What about how we approach each, the way we prepare ourselves in anticipation of aesthetic enjoyment? Does the parallel between the art world and nature hold up here? One of the most philosophically popular theories of how one should approach aesthetic objects is the theory of disinterest (attributed, in various forms, to Kant, Schopenhauer, Stolnitz and a host of others). Under this view, to approach an object with disinterest is to consider it only on its own terms. I consider it without interest in what it might be used for or how it might be made to serve me. I keep the object at a distance. I am detached. In contrast to this view is the less popular one that defends an attitude of interest, engagement and involvement.

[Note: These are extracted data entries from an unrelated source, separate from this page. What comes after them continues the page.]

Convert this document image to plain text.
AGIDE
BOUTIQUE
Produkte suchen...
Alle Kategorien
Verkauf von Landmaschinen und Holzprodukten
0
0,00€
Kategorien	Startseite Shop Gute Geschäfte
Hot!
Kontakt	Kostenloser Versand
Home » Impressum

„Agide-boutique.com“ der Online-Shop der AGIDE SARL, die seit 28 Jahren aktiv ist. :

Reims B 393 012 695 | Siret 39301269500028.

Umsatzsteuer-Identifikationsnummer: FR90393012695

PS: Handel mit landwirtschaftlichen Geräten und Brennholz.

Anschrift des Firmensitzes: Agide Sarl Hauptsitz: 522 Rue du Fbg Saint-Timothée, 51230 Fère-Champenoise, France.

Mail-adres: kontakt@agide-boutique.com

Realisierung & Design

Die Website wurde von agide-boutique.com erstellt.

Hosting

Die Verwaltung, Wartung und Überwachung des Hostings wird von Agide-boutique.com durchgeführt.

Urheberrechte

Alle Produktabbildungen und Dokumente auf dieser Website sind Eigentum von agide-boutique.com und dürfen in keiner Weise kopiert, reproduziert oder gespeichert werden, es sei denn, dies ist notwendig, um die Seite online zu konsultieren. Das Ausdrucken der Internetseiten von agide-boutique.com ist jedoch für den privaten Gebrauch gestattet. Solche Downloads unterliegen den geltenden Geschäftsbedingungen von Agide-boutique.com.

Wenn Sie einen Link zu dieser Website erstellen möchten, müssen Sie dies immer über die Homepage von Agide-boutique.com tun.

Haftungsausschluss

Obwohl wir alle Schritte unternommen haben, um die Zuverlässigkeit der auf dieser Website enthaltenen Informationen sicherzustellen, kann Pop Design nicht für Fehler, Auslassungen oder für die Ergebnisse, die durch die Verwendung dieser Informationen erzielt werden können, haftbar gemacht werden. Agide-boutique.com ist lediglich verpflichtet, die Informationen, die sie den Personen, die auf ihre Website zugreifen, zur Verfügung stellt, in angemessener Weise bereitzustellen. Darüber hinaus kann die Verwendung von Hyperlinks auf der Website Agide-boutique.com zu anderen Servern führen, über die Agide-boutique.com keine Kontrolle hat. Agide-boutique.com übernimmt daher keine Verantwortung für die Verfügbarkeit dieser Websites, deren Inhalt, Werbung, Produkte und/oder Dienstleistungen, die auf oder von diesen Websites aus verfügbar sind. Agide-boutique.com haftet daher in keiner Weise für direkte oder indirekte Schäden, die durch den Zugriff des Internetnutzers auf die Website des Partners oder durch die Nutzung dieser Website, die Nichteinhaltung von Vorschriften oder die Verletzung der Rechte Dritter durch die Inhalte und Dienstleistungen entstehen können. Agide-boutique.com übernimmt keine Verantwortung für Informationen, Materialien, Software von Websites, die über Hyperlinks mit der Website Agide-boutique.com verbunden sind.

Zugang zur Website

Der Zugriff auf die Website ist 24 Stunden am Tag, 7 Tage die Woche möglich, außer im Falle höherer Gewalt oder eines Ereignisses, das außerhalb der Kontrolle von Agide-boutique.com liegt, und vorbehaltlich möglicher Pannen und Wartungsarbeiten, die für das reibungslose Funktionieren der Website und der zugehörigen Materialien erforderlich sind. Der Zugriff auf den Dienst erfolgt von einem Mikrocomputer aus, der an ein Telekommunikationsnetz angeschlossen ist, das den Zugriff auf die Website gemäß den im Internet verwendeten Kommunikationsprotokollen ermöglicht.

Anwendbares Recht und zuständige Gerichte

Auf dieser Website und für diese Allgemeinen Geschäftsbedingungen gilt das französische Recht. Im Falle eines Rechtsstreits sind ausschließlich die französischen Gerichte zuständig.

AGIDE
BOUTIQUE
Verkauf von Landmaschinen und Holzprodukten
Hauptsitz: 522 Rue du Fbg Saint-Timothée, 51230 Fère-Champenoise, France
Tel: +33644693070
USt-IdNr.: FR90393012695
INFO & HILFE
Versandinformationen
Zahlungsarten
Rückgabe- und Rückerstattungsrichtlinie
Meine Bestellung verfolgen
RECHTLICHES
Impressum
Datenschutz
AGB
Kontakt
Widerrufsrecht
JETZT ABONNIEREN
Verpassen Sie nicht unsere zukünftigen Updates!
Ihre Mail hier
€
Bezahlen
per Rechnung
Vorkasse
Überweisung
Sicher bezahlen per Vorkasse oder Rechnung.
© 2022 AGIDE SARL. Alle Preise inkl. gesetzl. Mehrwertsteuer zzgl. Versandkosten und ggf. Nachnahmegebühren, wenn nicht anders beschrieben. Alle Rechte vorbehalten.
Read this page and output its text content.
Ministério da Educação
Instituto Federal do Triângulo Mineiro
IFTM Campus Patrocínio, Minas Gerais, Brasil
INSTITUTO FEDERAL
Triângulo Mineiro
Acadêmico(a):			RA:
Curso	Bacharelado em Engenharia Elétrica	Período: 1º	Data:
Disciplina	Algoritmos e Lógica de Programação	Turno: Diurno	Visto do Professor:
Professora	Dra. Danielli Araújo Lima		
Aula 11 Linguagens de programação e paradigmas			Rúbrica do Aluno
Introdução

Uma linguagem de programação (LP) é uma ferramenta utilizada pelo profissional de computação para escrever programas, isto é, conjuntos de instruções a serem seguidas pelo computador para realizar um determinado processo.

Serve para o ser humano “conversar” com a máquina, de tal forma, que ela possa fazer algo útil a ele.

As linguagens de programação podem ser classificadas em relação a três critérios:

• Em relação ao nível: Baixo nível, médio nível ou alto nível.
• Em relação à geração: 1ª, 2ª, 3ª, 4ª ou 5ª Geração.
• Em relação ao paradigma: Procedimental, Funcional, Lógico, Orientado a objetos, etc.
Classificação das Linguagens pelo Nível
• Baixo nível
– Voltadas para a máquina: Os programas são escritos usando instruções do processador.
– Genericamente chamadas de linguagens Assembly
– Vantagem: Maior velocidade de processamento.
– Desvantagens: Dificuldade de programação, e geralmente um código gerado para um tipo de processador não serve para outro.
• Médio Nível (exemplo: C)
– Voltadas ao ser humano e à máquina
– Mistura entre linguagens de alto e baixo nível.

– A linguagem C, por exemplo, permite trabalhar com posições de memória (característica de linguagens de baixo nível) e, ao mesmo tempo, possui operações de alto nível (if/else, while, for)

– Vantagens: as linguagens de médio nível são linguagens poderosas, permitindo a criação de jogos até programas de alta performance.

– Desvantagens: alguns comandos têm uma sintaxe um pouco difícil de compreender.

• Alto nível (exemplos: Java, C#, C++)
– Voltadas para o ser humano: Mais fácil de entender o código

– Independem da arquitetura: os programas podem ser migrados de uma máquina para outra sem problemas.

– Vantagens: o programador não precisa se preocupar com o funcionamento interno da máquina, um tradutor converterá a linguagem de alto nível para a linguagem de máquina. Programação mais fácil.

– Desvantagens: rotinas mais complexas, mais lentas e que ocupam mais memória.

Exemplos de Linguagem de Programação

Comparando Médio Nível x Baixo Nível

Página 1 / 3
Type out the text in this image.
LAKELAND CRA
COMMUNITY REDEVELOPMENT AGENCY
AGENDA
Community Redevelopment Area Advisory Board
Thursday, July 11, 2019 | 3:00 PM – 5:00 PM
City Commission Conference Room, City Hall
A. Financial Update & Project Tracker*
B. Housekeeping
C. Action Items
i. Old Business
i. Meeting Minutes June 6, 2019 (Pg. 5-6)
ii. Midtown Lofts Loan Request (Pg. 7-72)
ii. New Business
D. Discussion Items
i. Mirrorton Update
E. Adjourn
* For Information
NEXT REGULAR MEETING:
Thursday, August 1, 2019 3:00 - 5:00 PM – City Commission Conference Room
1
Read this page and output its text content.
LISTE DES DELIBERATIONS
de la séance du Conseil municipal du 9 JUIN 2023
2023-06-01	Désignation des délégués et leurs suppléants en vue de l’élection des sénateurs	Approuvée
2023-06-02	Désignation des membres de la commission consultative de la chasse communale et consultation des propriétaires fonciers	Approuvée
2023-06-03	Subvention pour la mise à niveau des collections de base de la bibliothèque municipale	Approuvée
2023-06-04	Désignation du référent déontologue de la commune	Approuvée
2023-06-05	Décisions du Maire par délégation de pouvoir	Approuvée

Is there a right way for us to approach the aesthetic enjoyment of nature? Should we appreciate it from afar, from an approach that is detached and disinterested? Or should the approach be one of connectedness and interest? Arnold Berleant, in his book, The Aesthetics of Environment (Philadelphia: Temple University Press, 1992), clearly prefers the connected approach. Indeed, he extends the model (rightly, and in the right direction, in my view) to say that the greater the sensory engagement and involvement -- he coins the word "synaesthesia" for the complete union of sensory modalities -- the greater the depth of appreciation, identity, and recognition of interconnectedness. And it is these things that will ground the deepest motivation for protection and defense.

Environmental appreciation cannot be directed toward an object for there is none. Appreciative engagement must replace the customary contemplative admiration. The boundlessness of the natural work does not surround us; it assimilates us (Berleant, pp. 131, 159).

Berleant's paradigm of aesthetic environmentalism is a sort of participatory aesthetic where the lines between human and nonhuman nature are blurred. From this perspective, an attitude which seeks to find kinship with the natural context will afford one aesthetic experiences that are more genuine, deeper and more motivating. When all of my sensory modalities are engaged, when my thoughts and feelings are engaged, there I am totally immersed; there I can have the deepest, richest, most highly unified aesthetic experiences of which I am capable. It stands to reason that within such an experience will flow the most genuine concern for those contexts that provoked it. The most highly motivated environmentalists I encounter are not academics, or at least they are not the all-too-familiar cloistered ones. The environmentalists that feel their call and commitment to protect nature the deepest are those who spend regular and sustained "quality time" out in the woods, in the mountains, on the rivers, and underwater.

Bimini Reef
Coral reef, Bimini Wall, Bahamas. Photo ©Dickie Walls

I want to close with one caveat. Aesthetic theories regarding the value of nature, as underpinning reasons for cherishing and protecting natural objects and areas are highly relevant to environmentalism, both theoretic and applied, today. But aesthetic environmental theories offer only a part of the whole environmental story. There are many natural objects and areas that do not hold the promise of sustained reward for aesthetic attention. Should we not protect the ugly ducklings, too? There are many natural areas that are aesthetically unattractive and unrewarding; surely we do not want to limit our environmental concern only to those areas which we find aesthetically engaging, do we?

The point is that while aesthetic theorizing today is necessary to environmental thought, it is not sufficient. The promise of aesthetic experience is only one service the natural world offers me. It offers me lots more, too. There is more value there than we have thus far recognized. But at the same time, we ought to be moderate in our theories, realizing that we are a part of nature and that as such it may be hubris to blanket the world with human values. We must not seek to control nature. As Berleant says, nature assimilates us. We are but one part, and there are hosts of natural relations that are but very distant cousins to our concerns and us.